Elephant’s Ear (Alocasia, Colocasia, Caladium)
There are several plants called elephant’s ear, all the Araceae family. Some have green foliage, others colorful foliage, but they always have large arrowhead-shaped leaves. Hidden underground is a tuber where they’ve stored energy for the coming season. That means you can cut back their foliage and put them into dormancy, storing them dry and cool like a canna (information above).
Majesty Palm (Ravenea rivularis)
This palm came out of nowhere a few years back to become the hit of the summer and you now see it everywhere: decks, balconies, restaurant terraces, municipal plantings, etc. With its large arching fronds, it creates a beautiful tropical effect, but then so would just about any palm. The difference is that it’s much cheaper than other palms, hence its popularity.
Indoors, though, the majesty palm is actually one of the harder palms to grow, often losing most of its fronds or out and out dying. To keep it happy, give it full sun and high humidity, perhaps using a humidifier. Keep watering it: it doesn’t appreciate dry soil. It’s very prone to spider mites (red spider mites) when the air is dry. Shower it regularly to control them if they show up.

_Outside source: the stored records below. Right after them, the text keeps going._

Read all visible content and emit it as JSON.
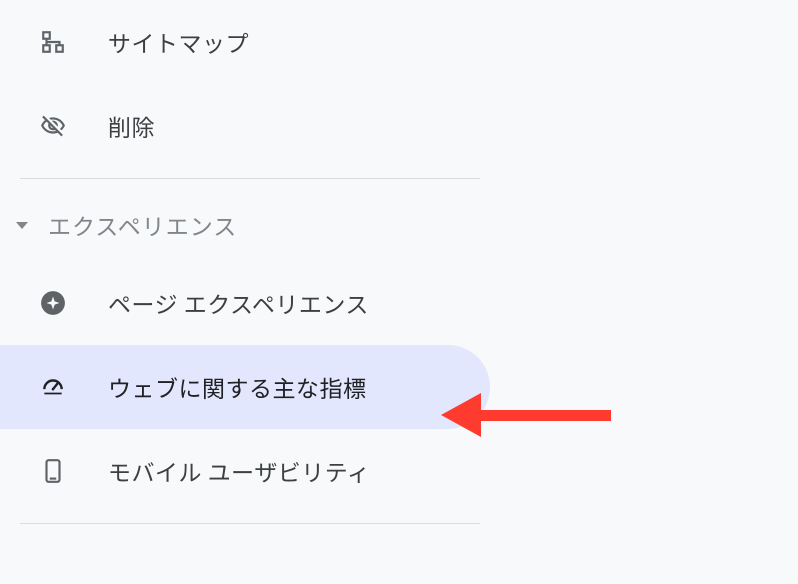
{
  "sidebar": {
    "items": [
      {
        "label": "サイトマップ",
        "icon": "sitemap"
      },
      {
        "label": "削除",
        "icon": "visibility-off"
      }
    ],
    "section": {
      "title": "エクスペリエンス",
      "items": [
        {
          "label": "ページ エクスペリエンス",
          "icon": "sparkle"
        },
        {
          "label": "ウェブに関する主な指標",
          "icon": "speed",
          "selected": true
        },
        {
          "label": "モバイル ユーザビリティ",
          "icon": "smartphone"
        }
      ]
    }
  },
  "annotation": {
    "type": "arrow",
    "color": "#ff3b30"
  }
}
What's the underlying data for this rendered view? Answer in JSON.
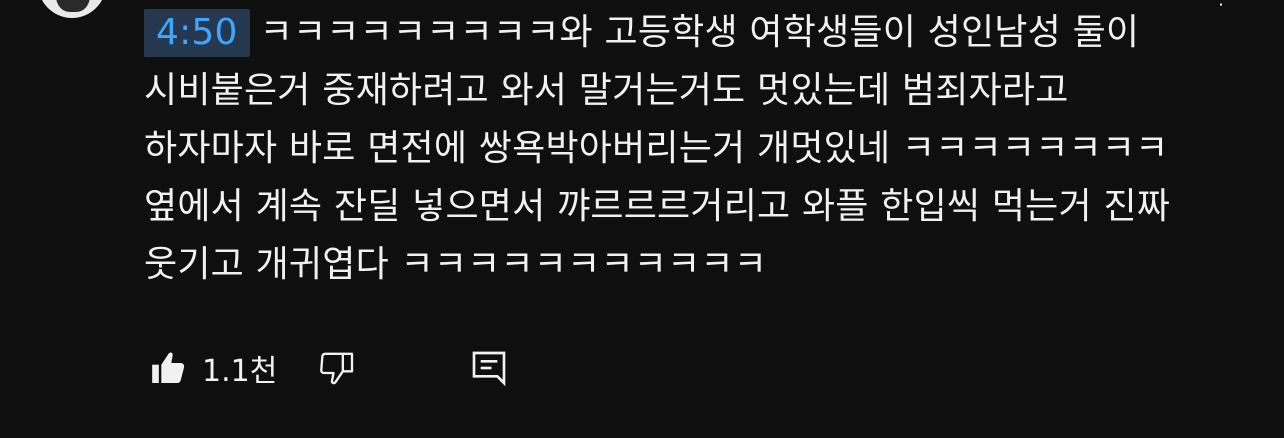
{
  "comment": {
    "timestamp": "4:50",
    "text": "ㅋㅋㅋㅋㅋㅋㅋㅋㅋ와 고등학생 여학생들이 성인남성 둘이 시비붙은거 중재하려고 와서 말거는거도 멋있는데 범죄자라고 하자마자 바로 면전에 쌍욕박아버리는거 개멋있네 ㅋㅋㅋㅋㅋㅋㅋㅋ 옆에서 계속 잔딜 넣으면서 꺄르르르거리고 와플 한입씩 먹는거 진짜 웃기고 개귀엽다 ㅋㅋㅋㅋㅋㅋㅋㅋㅋㅋㅋ"
  },
  "actions": {
    "like_count": "1.1천"
  },
  "icons": {
    "like": "thumbs-up-icon",
    "dislike": "thumbs-down-icon",
    "reply": "comment-reply-icon",
    "menu": "more-vertical-icon"
  },
  "colors": {
    "background": "#0f0f0f",
    "text": "#f1f1f1",
    "timestamp_bg": "#263850",
    "timestamp_text": "#3ea6ff"
  }
}
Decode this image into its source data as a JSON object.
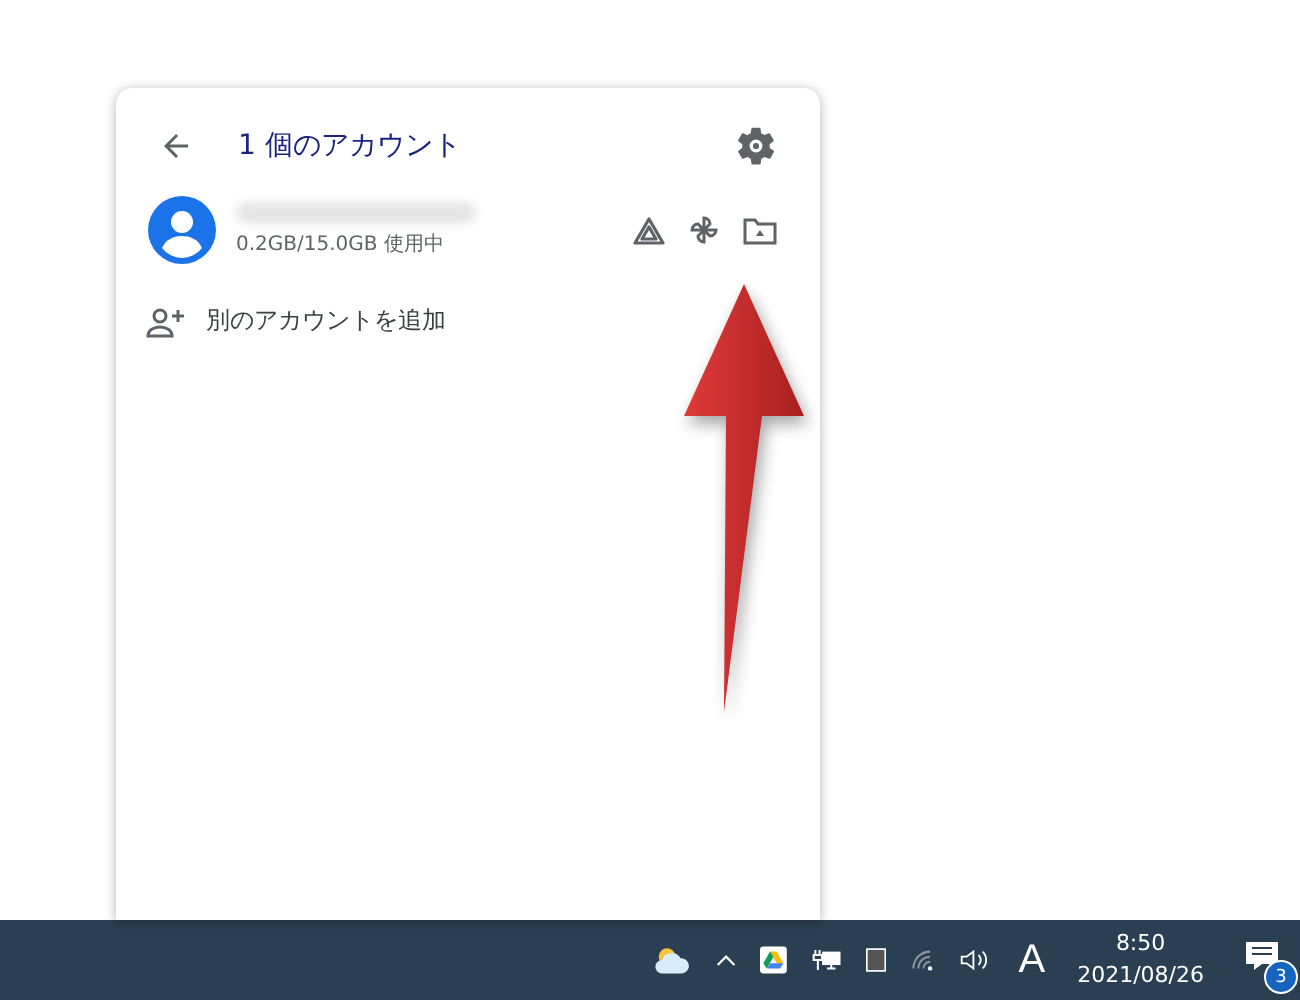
{
  "panel": {
    "title": "1 個のアカウント",
    "account": {
      "usage": "0.2GB/15.0GB 使用中"
    },
    "add_account": "別のアカウントを追加"
  },
  "taskbar": {
    "ime": "A",
    "time": "8:50",
    "date": "2021/08/26",
    "notification_count": "3"
  }
}
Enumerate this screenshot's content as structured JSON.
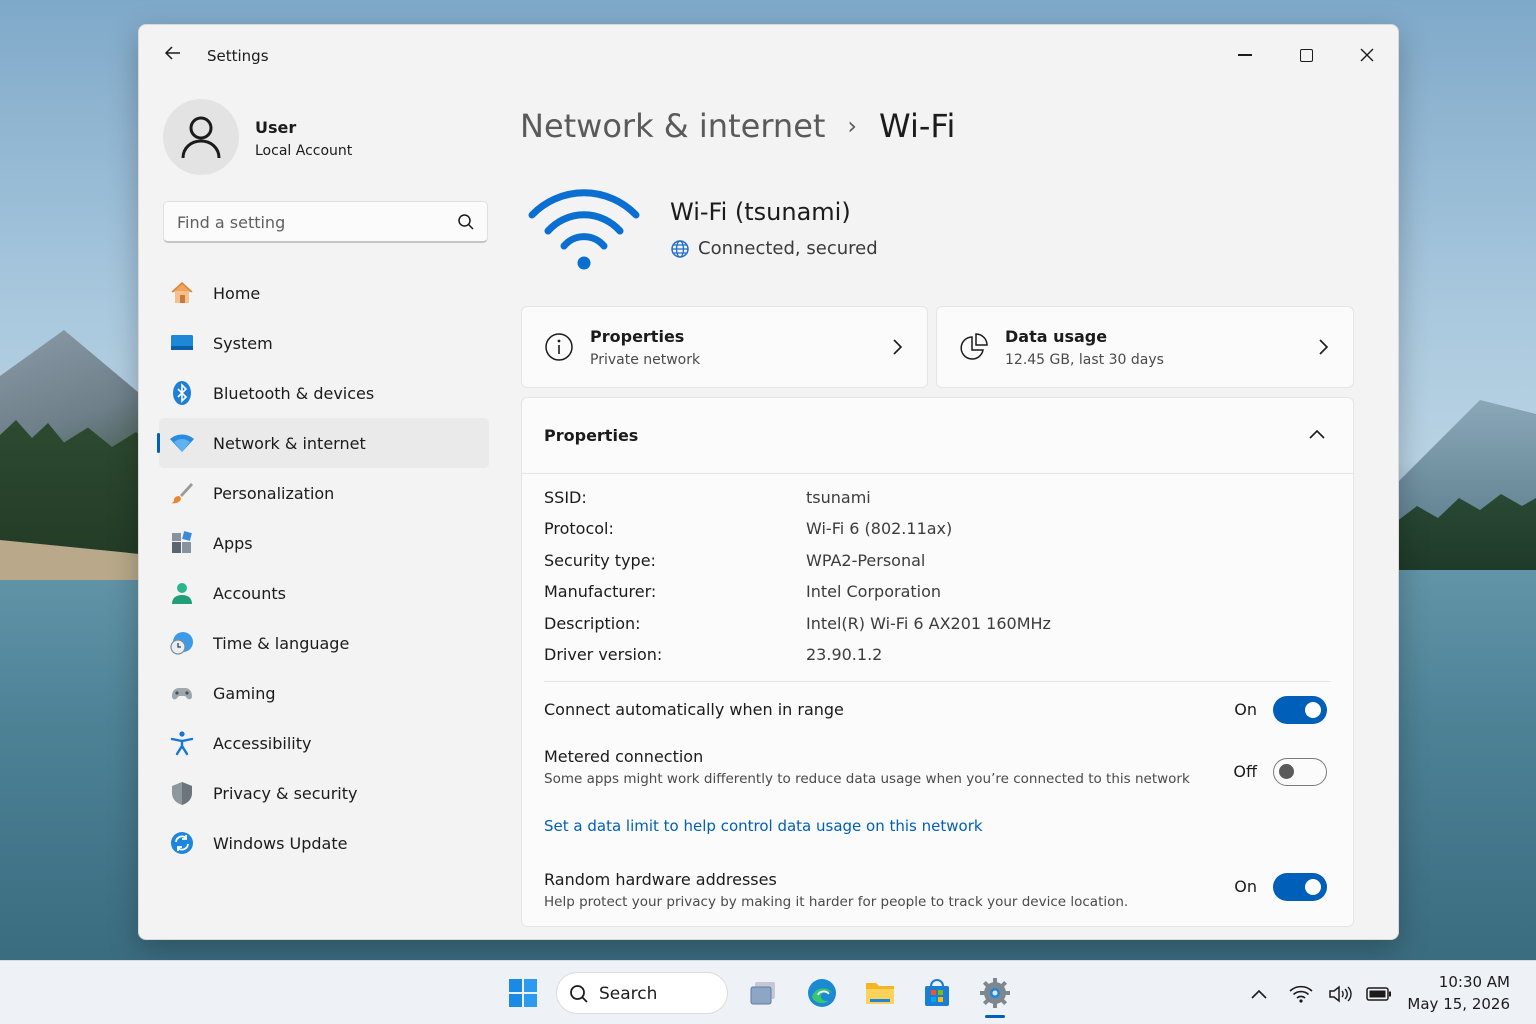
{
  "window": {
    "title": "Settings"
  },
  "user": {
    "name": "User",
    "account_type": "Local Account"
  },
  "search": {
    "placeholder": "Find a setting"
  },
  "sidebar": {
    "items": [
      {
        "label": "Home",
        "icon": "home-icon"
      },
      {
        "label": "System",
        "icon": "system-icon"
      },
      {
        "label": "Bluetooth & devices",
        "icon": "bluetooth-icon"
      },
      {
        "label": "Network & internet",
        "icon": "wifi-icon",
        "active": true
      },
      {
        "label": "Personalization",
        "icon": "brush-icon"
      },
      {
        "label": "Apps",
        "icon": "apps-icon"
      },
      {
        "label": "Accounts",
        "icon": "accounts-icon"
      },
      {
        "label": "Time & language",
        "icon": "clock-globe-icon"
      },
      {
        "label": "Gaming",
        "icon": "gamepad-icon"
      },
      {
        "label": "Accessibility",
        "icon": "accessibility-icon"
      },
      {
        "label": "Privacy & security",
        "icon": "shield-icon"
      },
      {
        "label": "Windows Update",
        "icon": "update-icon"
      }
    ]
  },
  "breadcrumb": {
    "parent": "Network & internet",
    "separator": "›",
    "current": "Wi-Fi"
  },
  "network": {
    "name": "Wi-Fi (tsunami)",
    "status": "Connected, secured"
  },
  "cards": {
    "properties": {
      "title": "Properties",
      "subtitle": "Private network"
    },
    "data_usage": {
      "title": "Data usage",
      "subtitle": "12.45 GB, last 30 days"
    }
  },
  "properties_panel": {
    "title": "Properties",
    "rows": [
      {
        "label": "SSID:",
        "value": "tsunami"
      },
      {
        "label": "Protocol:",
        "value": "Wi-Fi 6 (802.11ax)"
      },
      {
        "label": "Security type:",
        "value": "WPA2-Personal"
      },
      {
        "label": "Manufacturer:",
        "value": "Intel Corporation"
      },
      {
        "label": "Description:",
        "value": "Intel(R) Wi-Fi 6 AX201 160MHz"
      },
      {
        "label": "Driver version:",
        "value": "23.90.1.2"
      }
    ]
  },
  "settings": {
    "auto_connect": {
      "title": "Connect automatically when in range",
      "state": "On",
      "enabled": true
    },
    "metered": {
      "title": "Metered connection",
      "description": "Some apps might work differently to reduce data usage when you’re connected to this network",
      "state": "Off",
      "enabled": false
    },
    "data_limit_link": "Set a data limit to help control data usage on this network",
    "random_hw": {
      "title": "Random hardware addresses",
      "description": "Help protect your privacy by making it harder for people to track your device location.",
      "state": "On",
      "enabled": true
    }
  },
  "taskbar": {
    "search_label": "Search",
    "time": "10:30 AM",
    "date": "May 15, 2026"
  },
  "colors": {
    "accent": "#005fb8",
    "window_bg": "#f3f3f3",
    "card_bg": "#fbfbfb"
  }
}
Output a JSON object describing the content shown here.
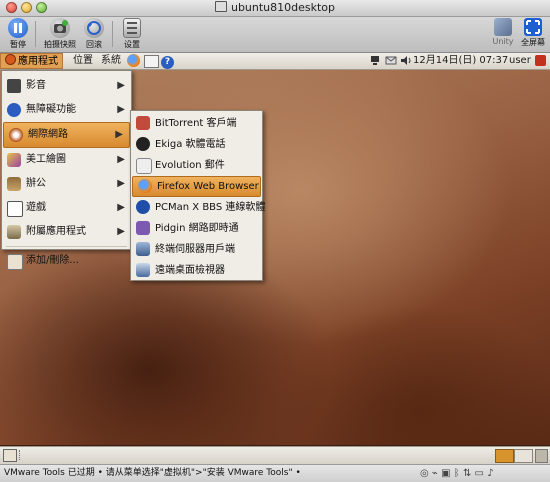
{
  "window": {
    "title": "ubuntu810desktop"
  },
  "toolbar": {
    "buttons": [
      {
        "label": "暂停",
        "icon": "pause-icon"
      },
      {
        "label": "拍摄快照",
        "icon": "snapshot-icon"
      },
      {
        "label": "回滚",
        "icon": "revert-icon"
      },
      {
        "label": "设置",
        "icon": "settings-icon"
      }
    ],
    "right": [
      {
        "label": "Unity",
        "icon": "unity-icon"
      },
      {
        "label": "全屏幕",
        "icon": "fullscreen-icon"
      }
    ]
  },
  "panel": {
    "menus": [
      "應用程式",
      "位置",
      "系統"
    ],
    "clock": "12月14日(日) 07:37",
    "user": "user"
  },
  "apps_menu": {
    "items": [
      {
        "label": "影音",
        "icon": "media-icon",
        "submenu": true
      },
      {
        "label": "無障礙功能",
        "icon": "accessibility-icon",
        "submenu": true
      },
      {
        "label": "網際網路",
        "icon": "internet-icon",
        "submenu": true,
        "active": true
      },
      {
        "label": "美工繪圖",
        "icon": "graphics-icon",
        "submenu": true
      },
      {
        "label": "辦公",
        "icon": "office-icon",
        "submenu": true
      },
      {
        "label": "遊戲",
        "icon": "games-icon",
        "submenu": true
      },
      {
        "label": "附屬應用程式",
        "icon": "accessories-icon",
        "submenu": true
      }
    ],
    "add_remove": "添加/刪除..."
  },
  "internet_menu": {
    "items": [
      {
        "label": "BitTorrent 客戶端",
        "icon": "bittorrent-icon"
      },
      {
        "label": "Ekiga 軟體電話",
        "icon": "ekiga-icon"
      },
      {
        "label": "Evolution 郵件",
        "icon": "evolution-icon"
      },
      {
        "label": "Firefox Web Browser",
        "icon": "firefox-icon",
        "active": true
      },
      {
        "label": "PCMan X BBS 連線軟體",
        "icon": "pcman-icon"
      },
      {
        "label": "Pidgin 網路即時通",
        "icon": "pidgin-icon"
      },
      {
        "label": "終端伺服器用戶端",
        "icon": "terminal-server-icon"
      },
      {
        "label": "遠端桌面檢視器",
        "icon": "remote-desktop-icon"
      }
    ]
  },
  "statusbar": {
    "text": "VMware Tools 已过期 • 请从菜单选择\"虚拟机\">\"安装 VMware Tools\" •"
  },
  "colors": {
    "accent": "#e1a052",
    "menu_bg": "#f0ede7"
  }
}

Castor Bean (Ricinus communis)
In spite of its shrubby appearance, it’s best to treat this plant with thick, tall stems and huge palmate leaves as an annual: it just isn’t happy indoors, so let it freeze. Fortunately, the castor bean plant is easy to grow from seeds sown in May and its seeds are easy to find.
And Many Others…
The descriptions above only cover a few varieties, but the choice of tropical-looking plants for the terrace is huge. Think of begonias, mandevillas, papyrus, pennisetums, fatsias, etc. In general, they can all be brought indoors in the fall and treated like houseplants, so offer them good light, regular waterings and keep the atmospheric humidity up (no plant likes dry air!). No need to fertilize them from fall through winter but, as of March, start feeding them again with a simple all-purpose fertilizer. That’s all you need to keep them happy.
But do bring all tropical indoors fairly early in the fall: leaving them outdoors until nights start to grow cold can seriously harm their growth.